Anybody in securities services who has attended one of Sibos or the Network Forum over the last few years may very well be assessing whether they need to urgently identify a new career path or learn how to code. Such has been the hype around the imminent disintermediation of the custody industry through innovative technologies including blockchain and artificial intelligence (AI).
Admittedly, the custody industry has faced a difficult time in the eight years that have elapsed since the financial crisis. Margins have dramatically reduced amid client pressure on fees, lower spreads due to reduced interest rates; a drop in securities lending activities; falling FX execution profits; regulatory capital requirements and operational headaches exacerbated by Brexit.
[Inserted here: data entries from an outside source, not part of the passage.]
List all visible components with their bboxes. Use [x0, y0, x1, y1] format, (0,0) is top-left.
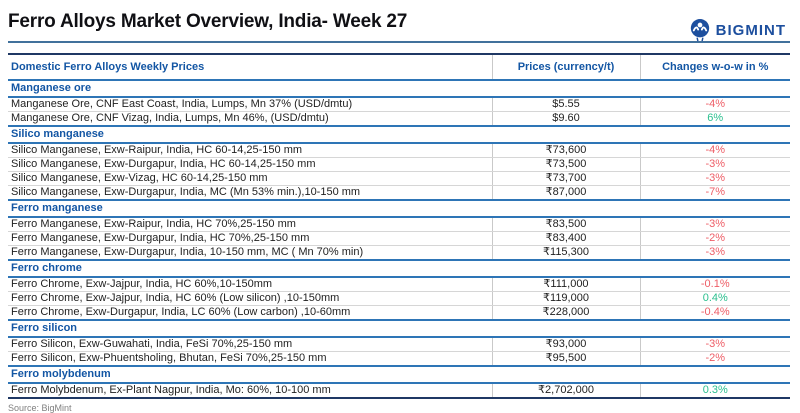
change-value: -7% [639, 185, 790, 201]
price-value: ₹87,000 [491, 185, 640, 201]
section-row: Ferro molybdenum [8, 365, 790, 384]
table-row: Ferro Silicon, Exw-Phuentsholing, Bhutan… [8, 351, 790, 367]
table-row: Ferro Manganese, Exw-Durgapur, India, HC… [8, 231, 790, 246]
bigmint-logo-text: BIGMINT [715, 21, 786, 39]
change-value: -3% [639, 157, 790, 172]
table-row: Ferro Chrome, Exw-Jajpur, India, HC 60%,… [8, 277, 790, 292]
section-title: Ferro chrome [8, 259, 790, 278]
price-value: ₹111,000 [491, 277, 640, 292]
product-description: Silico Manganese, Exw-Vizag, HC 60-14,25… [8, 171, 492, 186]
price-value: ₹95,500 [491, 351, 640, 367]
table-row: Ferro Chrome, Exw-Durgapur, India, LC 60… [8, 305, 790, 321]
price-value: ₹73,500 [491, 157, 640, 172]
change-value: -4% [639, 97, 790, 112]
change-value: -2% [639, 351, 790, 367]
section-title: Ferro silicon [8, 319, 790, 338]
table-row: Ferro Chrome, Exw-Jajpur, India, HC 60% … [8, 291, 790, 306]
price-value: ₹115,300 [491, 245, 640, 261]
section-title: Ferro molybdenum [8, 365, 790, 384]
table-row: Silico Manganese, Exw-Raipur, India, HC … [8, 143, 790, 158]
change-value: -3% [639, 337, 790, 352]
change-value: -3% [639, 245, 790, 261]
source-note: Source: BigMint [8, 403, 72, 413]
product-description: Manganese Ore, CNF East Coast, India, Lu… [8, 97, 492, 112]
price-value: ₹73,700 [491, 171, 640, 186]
table-row: Ferro Manganese, Exw-Durgapur, India, 10… [8, 245, 790, 261]
price-value: ₹83,400 [491, 231, 640, 246]
column-header-prices: Prices (currency/t) [491, 53, 640, 81]
price-value: ₹119,000 [491, 291, 640, 306]
change-value: -2% [639, 231, 790, 246]
change-value: -4% [639, 143, 790, 158]
table-row: Silico Manganese, Exw-Durgapur, India, M… [8, 185, 790, 201]
product-description: Ferro Manganese, Exw-Durgapur, India, HC… [8, 231, 492, 246]
product-description: Manganese Ore, CNF Vizag, India, Lumps, … [8, 111, 492, 127]
product-description: Ferro Silicon, Exw-Phuentsholing, Bhutan… [8, 351, 492, 367]
table-row: Manganese Ore, CNF Vizag, India, Lumps, … [8, 111, 790, 127]
section-title: Ferro manganese [8, 199, 790, 218]
product-description: Ferro Chrome, Exw-Jajpur, India, HC 60% … [8, 291, 492, 306]
change-value: 0.4% [639, 291, 790, 306]
price-value: ₹228,000 [491, 305, 640, 321]
change-value: -0.1% [639, 277, 790, 292]
product-description: Ferro Molybdenum, Ex-Plant Nagpur, India… [8, 383, 492, 399]
section-row: Ferro chrome [8, 259, 790, 278]
change-value: 0.3% [639, 383, 790, 399]
section-title: Manganese ore [8, 79, 790, 98]
product-description: Silico Manganese, Exw-Durgapur, India, H… [8, 157, 492, 172]
product-description: Silico Manganese, Exw-Raipur, India, HC … [8, 143, 492, 158]
section-title: Silico manganese [8, 125, 790, 144]
bigmint-logo: BIGMINT [689, 18, 786, 42]
product-description: Ferro Chrome, Exw-Durgapur, India, LC 60… [8, 305, 492, 321]
price-value: ₹2,702,000 [491, 383, 640, 399]
section-row: Manganese ore [8, 79, 790, 98]
price-value: $5.55 [491, 97, 640, 112]
product-description: Silico Manganese, Exw-Durgapur, India, M… [8, 185, 492, 201]
table-row: Manganese Ore, CNF East Coast, India, Lu… [8, 97, 790, 112]
table-row: Ferro Silicon, Exw-Guwahati, India, FeSi… [8, 337, 790, 352]
section-row: Ferro silicon [8, 319, 790, 338]
price-value: $9.60 [491, 111, 640, 127]
change-value: -3% [639, 171, 790, 186]
price-value: ₹93,000 [491, 337, 640, 352]
price-value: ₹73,600 [491, 143, 640, 158]
product-description: Ferro Manganese, Exw-Raipur, India, HC 7… [8, 217, 492, 232]
column-header-products: Domestic Ferro Alloys Weekly Prices [8, 53, 492, 81]
product-description: Ferro Chrome, Exw-Jajpur, India, HC 60%,… [8, 277, 492, 292]
column-header-changes: Changes w-o-w in % [639, 53, 790, 81]
table-row: Silico Manganese, Exw-Vizag, HC 60-14,25… [8, 171, 790, 186]
product-description: Ferro Silicon, Exw-Guwahati, India, FeSi… [8, 337, 492, 352]
bigmint-logo-icon [689, 18, 711, 42]
change-value: -3% [639, 217, 790, 232]
product-description: Ferro Manganese, Exw-Durgapur, India, 10… [8, 245, 492, 261]
table-header-row: Domestic Ferro Alloys Weekly Prices Pric… [8, 53, 790, 81]
title-underline [8, 41, 790, 43]
page-title: Ferro Alloys Market Overview, India- Wee… [8, 11, 408, 32]
table-row: Ferro Manganese, Exw-Raipur, India, HC 7… [8, 217, 790, 232]
table-body: Manganese ore Manganese Ore, CNF East Co… [8, 79, 790, 399]
prices-table: Domestic Ferro Alloys Weekly Prices Pric… [8, 53, 790, 399]
price-value: ₹83,500 [491, 217, 640, 232]
table-row: Silico Manganese, Exw-Durgapur, India, H… [8, 157, 790, 172]
table-row: Ferro Molybdenum, Ex-Plant Nagpur, India… [8, 383, 790, 399]
section-row: Silico manganese [8, 125, 790, 144]
change-value: -0.4% [639, 305, 790, 321]
change-value: 6% [639, 111, 790, 127]
section-row: Ferro manganese [8, 199, 790, 218]
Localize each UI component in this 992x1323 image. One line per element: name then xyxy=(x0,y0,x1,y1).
In such an environment, it is not surprising that many people feel the custody world’s efforts to remain competitive by reducing overheads will be in vain, pointing out the industry and some of its more archaic processes are at enormous risk of being automated out of existence through nascent technologies.
Others, however, disagree. Speaking at the Network Forum Asia Meeting (NEFA) in Hong Kong, John Van Verre, global head of custody at HSBC Securities Services, said the rise of distributed ledger technology (DLT) would provide the industry with a renewed impetus and relevance.
“The value chain will reinvent itself with the advent of new technology. If investors participate in a DLT infrastructure and every market in the world develops its own DLT solution for functions such as proxy voting, trade settlement and tax reclamation, then that will force investors to maintain hundreds of DLT channels, all comprising different standards. In other words, the investors’ life could get significantly more difficult. In this sense, the global custodians will play a role in helping investors in this multi-layered DLT marketplace,” said Van Verre.
Regulation will also serve the custodians well versus technological disruptors. CASS Rules outlined by the UK Financial Conduct Authority (FCA) require custodians to maintain an internal book of records when safekeeping client assets, something which may not be entirely feasible in a blockchain environment. Van Verre questioned whether a custodian’s node on a DLT would be sufficient to convince regulators that they were in compliance with the CASS recordkeeping rules.
Meanwhile, UCITS V and the Alternative Investment Fund Managers Directive (AIFMD) both introduce robust rules around client asset protection, subjecting custodians and depositaries to enormous liability if assets are lost or stolen. “UCITS V and AIFMD require counterparties to have balance sheet, and this is something which custodians obviously possess,” said Van Verre. Technology disruptors are not likely to have the capital base to back up liabilities, and will be focused on investing the money they do have in their core products.
Identifying new sources of profits will be critical for custodians. A handful are looking to ofset lower revenues in securities lending by loaning out high grade collateral to clients who will post it as margin on over-the-counter (OTC) derivative transactions being cleared at central counterparty clearing houses (CCPs) or with their trading counterparties in the case of esoteric or higher risk bilateral swaps. Loaning out such high-grade collateral would provide a fixed fee for custodians, particularly as such assets are in very short supply.
A number of custodians are also assessing how they can profit from client data in their possession. Van Verre acknowledged that custodians sit on piles of data, which could be monetised if aggregated correctly. It will require custodians to incorporate AI or predictive analysis software into their systems to comb through the data and turn it into intelligible materials for clients to use. “Such data analytics will provide clients with invaluable insights and trends,” said Van Verre. As such, custodians are likely to turn into providers of big data analytics.